Disposal of large volumes of nearly saturated brine solution is
the primary marine environmental problem associated with SPRO. The
brines are normally discharged into the Gulf of Mexico through diffusers
to promote rapid dilution to background salt concentrations. However,
the brines are denser than seawater and tend to flow along the sea
floor, affecting bottom-dwelling organisms until sufficient dilution
has been achieved. In addition, hydrocarbons and other harmful
constituents may be dissolved in or entrained with the brine discharge.
Brine discharges are regulated by the EPA under the National Pollution
Discharge Elimination System (NPDES).
Analysis and Conclusions
To assess the environmental implications of brine discharges,
the fate of brines should be predicted and monitored, and effects on
marine ecosystems studied. In addition, any other potentially harmful
chemical constituents found in brine require special studies.
A substantial research and monitoring program was initiated in
1977 to study the environmental Implications of SPRO brine discharges.

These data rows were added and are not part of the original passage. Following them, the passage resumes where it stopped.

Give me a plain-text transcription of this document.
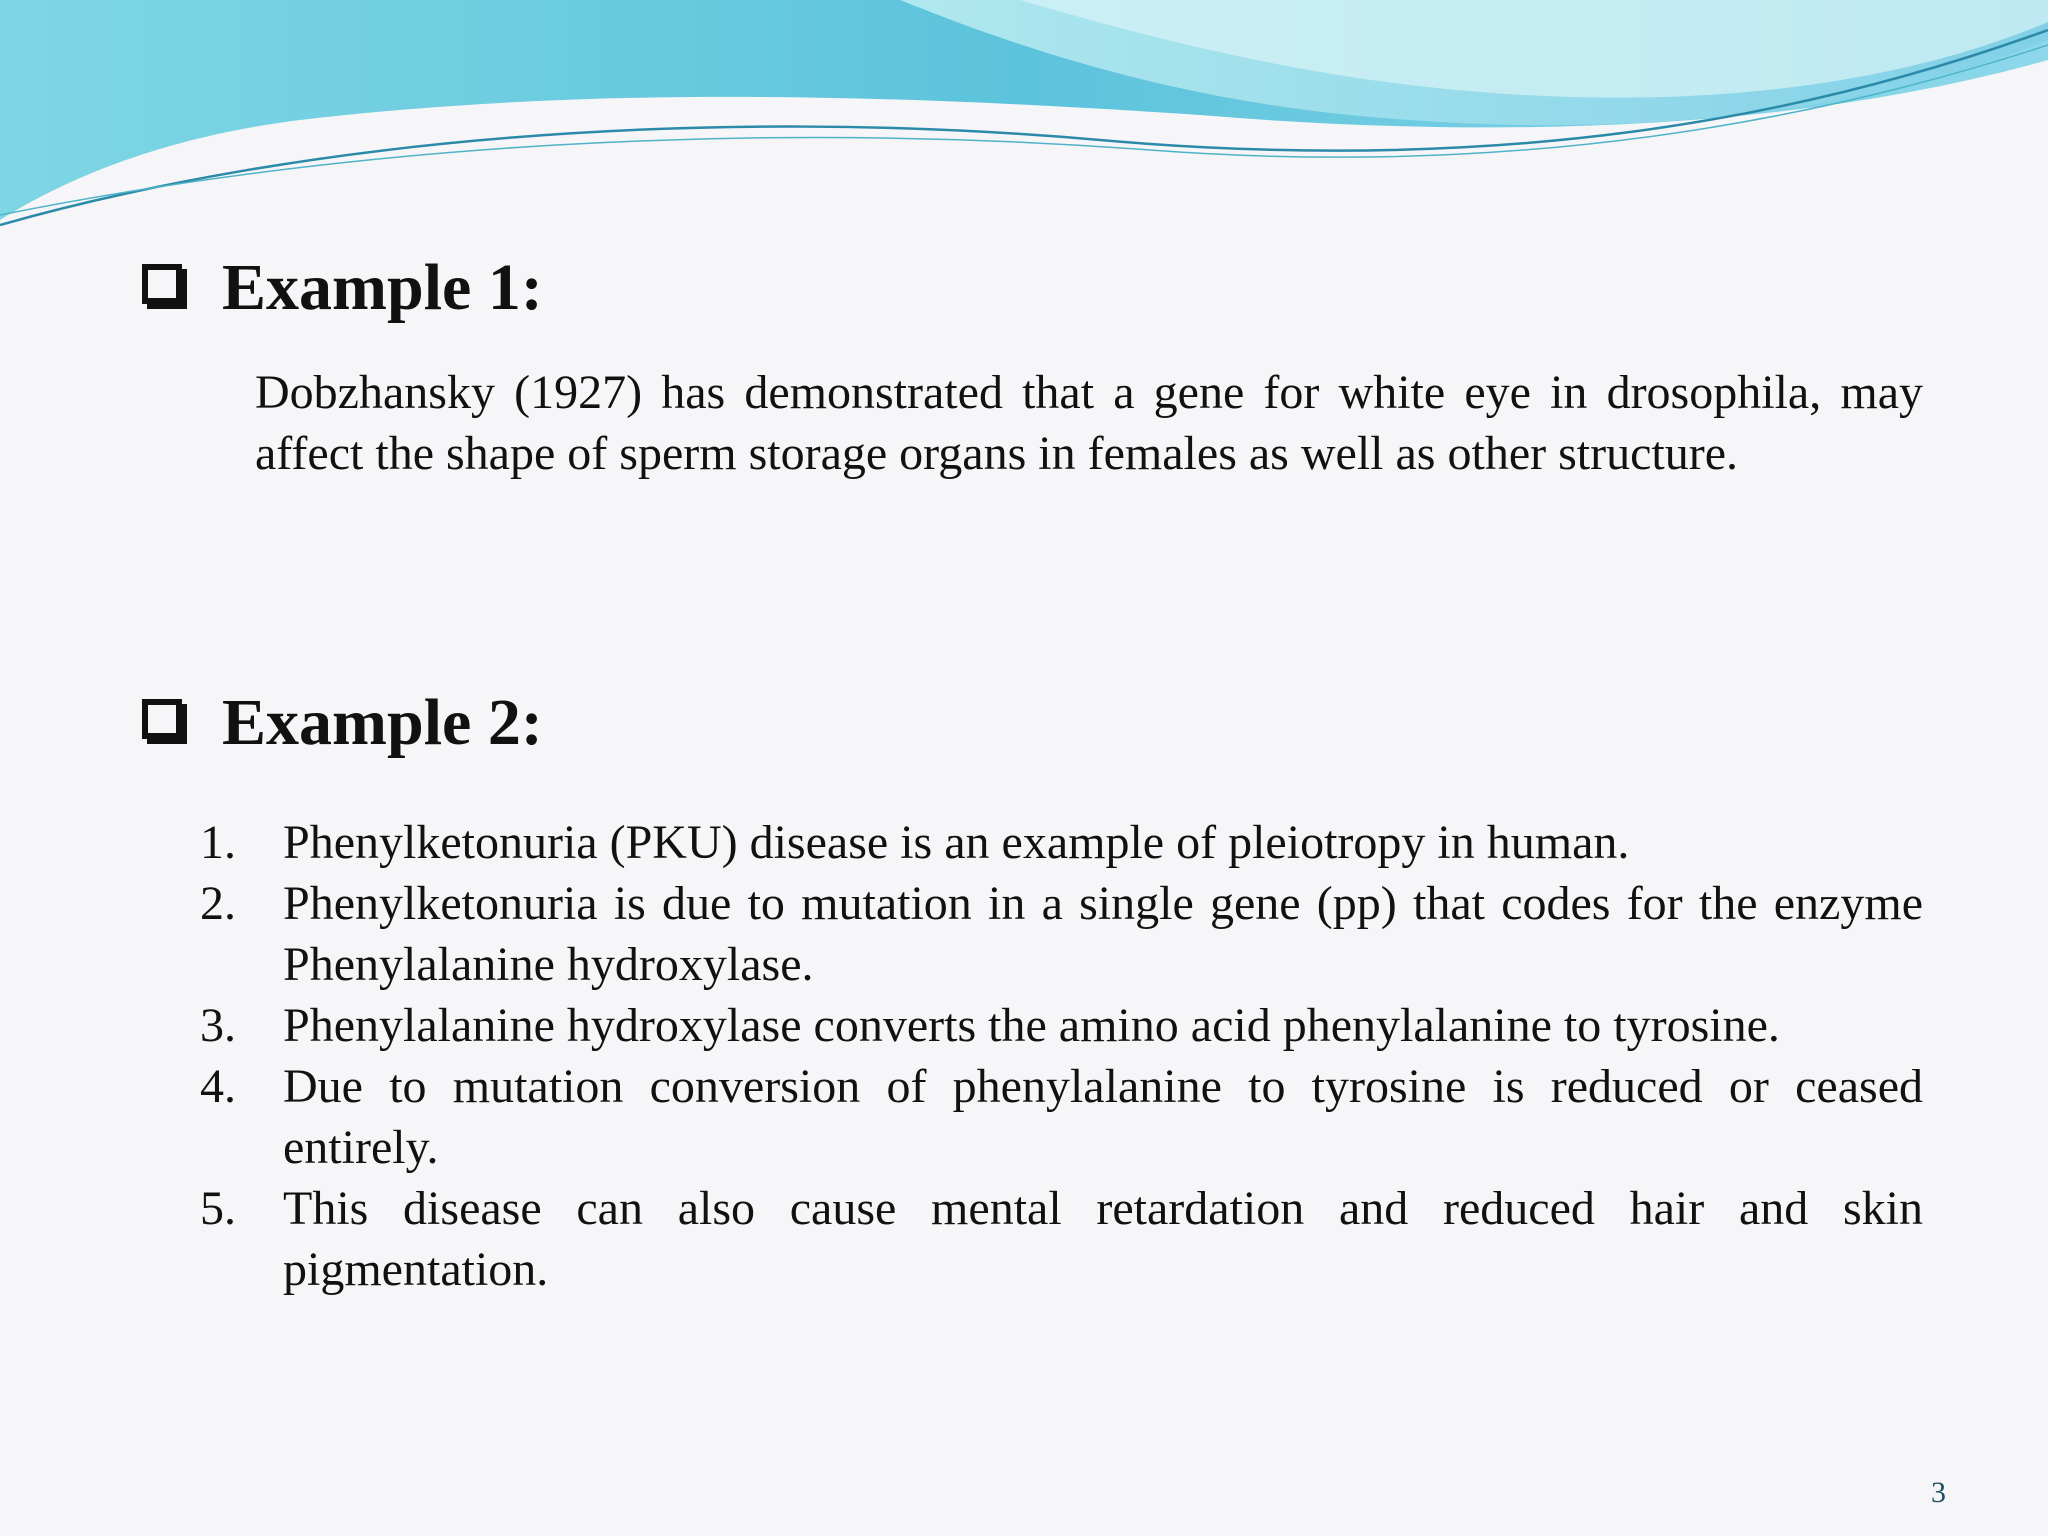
Example 1:
Dobzhansky (1927) has demonstrated that a gene for white eye in drosophila, may affect the shape of sperm storage organs in females as well as other structure.
Example 2:
1. Phenylketonuria (PKU) disease is an example of pleiotropy in human.
2. Phenylketonuria is due to mutation in a single gene (pp) that codes for the enzyme Phenylalanine hydroxylase.
3. Phenylalanine hydroxylase converts the amino acid phenylalanine to tyrosine.
4. Due to mutation conversion of phenylalanine to tyrosine is reduced or ceased entirely.
5. This disease can also cause mental retardation and reduced hair and skin pigmentation.
3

The program is funded by DOE and managed by the Environmental Data
and Information Service (EDIS) in NOAA. Between 1977 and 1982, about
$14.5 million was Invested in modeling the fate of discharged brine
and studying the effects of the discharges in the Gulf of Mexico. In
general, the results of the studies indicate that the environmental
effects of SPRO brine disposal are of relatively little consequence
in most cases. In the future, environmental studies and monitoring
are planned to continue, but possibly at a reduced level.
Information needs in this area are considered to be of lesser
Importance in the context of national marine pollution concerns.
The interagency program funded by DOE adequately addresses the needs
related to environmental implications of brine disposal. Results of
earlier studies appear to justify a reduction In the intensity of
these studies; information needs have been met.